As faixas de pedestres e outras sinalizações de solo também ficam escorregadias na chuva. Evite frear em cima delas. Grelhas e tampas de bueiro também podem escorregar. E aquelas chapas lisas de metal, usadas para cobrir reformas e buracos no asfalto, viram um sabão quando chove, muito cuidado!

Se não tiver como desviar de algum desses pontos de risco, mantenha a bicicleta “imóvel” enquanto estiver passando por cima, seguindo em linha reta sem virar o guidão nem mudar o centro de gravidade. E em hipótese nenhuma freie, deixe para depois que os pneus voltarem ao asfalto.

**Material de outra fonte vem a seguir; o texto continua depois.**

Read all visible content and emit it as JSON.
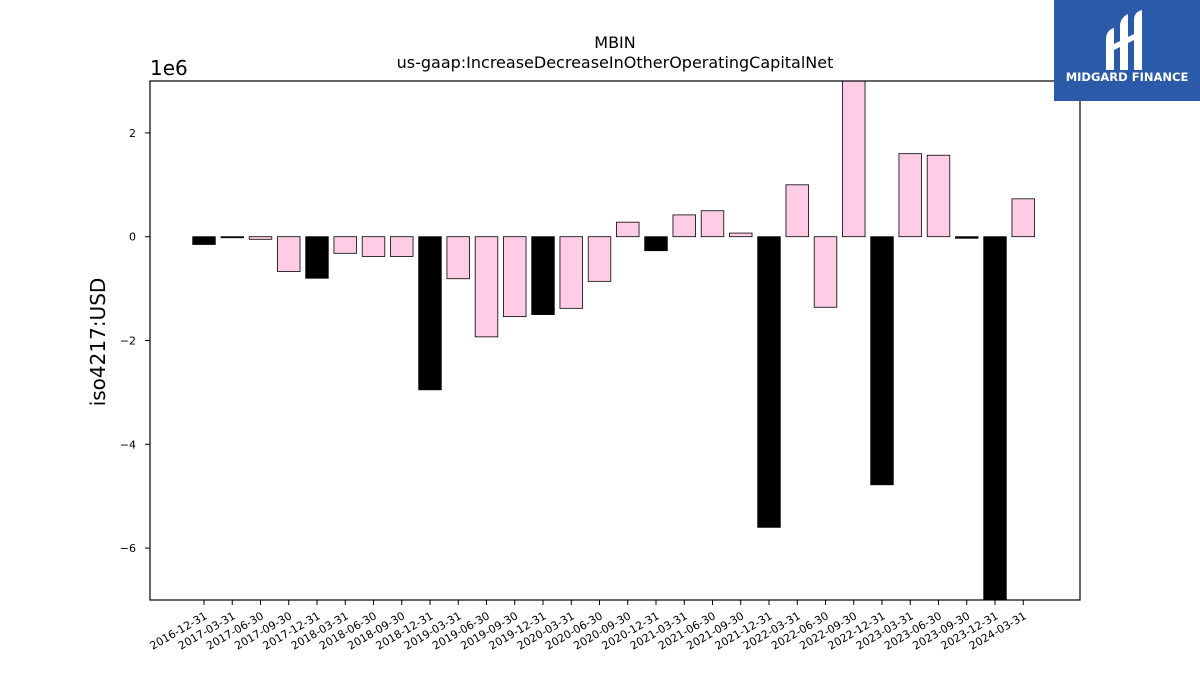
{
  "chart_data": {
    "type": "bar",
    "title": "MBIN",
    "subtitle": "us-gaap:IncreaseDecreaseInOtherOperatingCapitalNet",
    "ylabel": "iso4217:USD",
    "xlabel": "",
    "y_offset_label": "1e6",
    "y_scale": 1000000,
    "ylim": [
      -7000000,
      3000000
    ],
    "yticks": [
      -6000000,
      -4000000,
      -2000000,
      0,
      2000000
    ],
    "ytick_labels": [
      "−6",
      "−4",
      "−2",
      "0",
      "2"
    ],
    "grid": false,
    "colors": {
      "positive_fill": "#ffcce6",
      "negative_fill": "#000000",
      "edge": "#000000"
    },
    "categories": [
      "2016-12-31",
      "2017-03-31",
      "2017-06-30",
      "2017-09-30",
      "2017-12-31",
      "2018-03-31",
      "2018-06-30",
      "2018-09-30",
      "2018-12-31",
      "2019-03-31",
      "2019-06-30",
      "2019-09-30",
      "2019-12-31",
      "2020-03-31",
      "2020-06-30",
      "2020-09-30",
      "2020-12-31",
      "2021-03-31",
      "2021-06-30",
      "2021-09-30",
      "2021-12-31",
      "2022-03-31",
      "2022-06-30",
      "2022-09-30",
      "2022-12-31",
      "2023-03-31",
      "2023-06-30",
      "2023-09-30",
      "2023-12-31",
      "2024-03-31"
    ],
    "values": [
      -150000,
      -20000,
      -50000,
      -670000,
      -800000,
      -320000,
      -380000,
      -380000,
      -2950000,
      -810000,
      -1930000,
      -1540000,
      -1500000,
      -1380000,
      -860000,
      280000,
      -270000,
      420000,
      500000,
      70000,
      -5600000,
      1000000,
      -1360000,
      3000000,
      -4780000,
      1600000,
      1570000,
      -30000,
      -7000000,
      730000
    ],
    "bar_colors": [
      "#000000",
      "#000000",
      "#ffcce6",
      "#ffcce6",
      "#000000",
      "#ffcce6",
      "#ffcce6",
      "#ffcce6",
      "#000000",
      "#ffcce6",
      "#ffcce6",
      "#ffcce6",
      "#000000",
      "#ffcce6",
      "#ffcce6",
      "#ffcce6",
      "#000000",
      "#ffcce6",
      "#ffcce6",
      "#ffcce6",
      "#000000",
      "#ffcce6",
      "#ffcce6",
      "#ffcce6",
      "#000000",
      "#ffcce6",
      "#ffcce6",
      "#000000",
      "#000000",
      "#ffcce6"
    ]
  },
  "logo": {
    "text": "MIDGARD FINANCE",
    "background": "#2b5aa8"
  }
}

Evite passar por locais onde há acumulo de água que não lhe permita ver o que há no asfalto. Pode haver um buraco ou uma tampa de bueiro aberta!

Não se arrisque a pedalar em áreas alagadas, você pode se machucar e contrair doenças.

Durante chuvas fortes, a visibilidade dos motoristas cai muito e você vai enxergar muito melhor que eles. Parta sempre do princípio de que o motorista não o viu e pode entrar na sua frente sem aviso. Acenda as luzes da bicicleta, mesmo de dia, e evite avenidas movimentadas.

A primeira vez

A primeira chuva a gente nunca esquece, principalmente quando ela nos pega de surpresa. E a primeira tempestade vencida é uma libertação. Você percebe que as condições do tempo não mais lhe impedem de escolher a bicicleta, mesmo em dias improváveis.

Pedalar na chuva tem gosto de molecagem que a mãe não deixa fazer, de transgressão lúdica de uma regra boba dos adultos, de ser dono do próprio nariz e fazer o que bem entende. É a última barreira vencida.

A chuva é a fronteira final do ciclista urbano.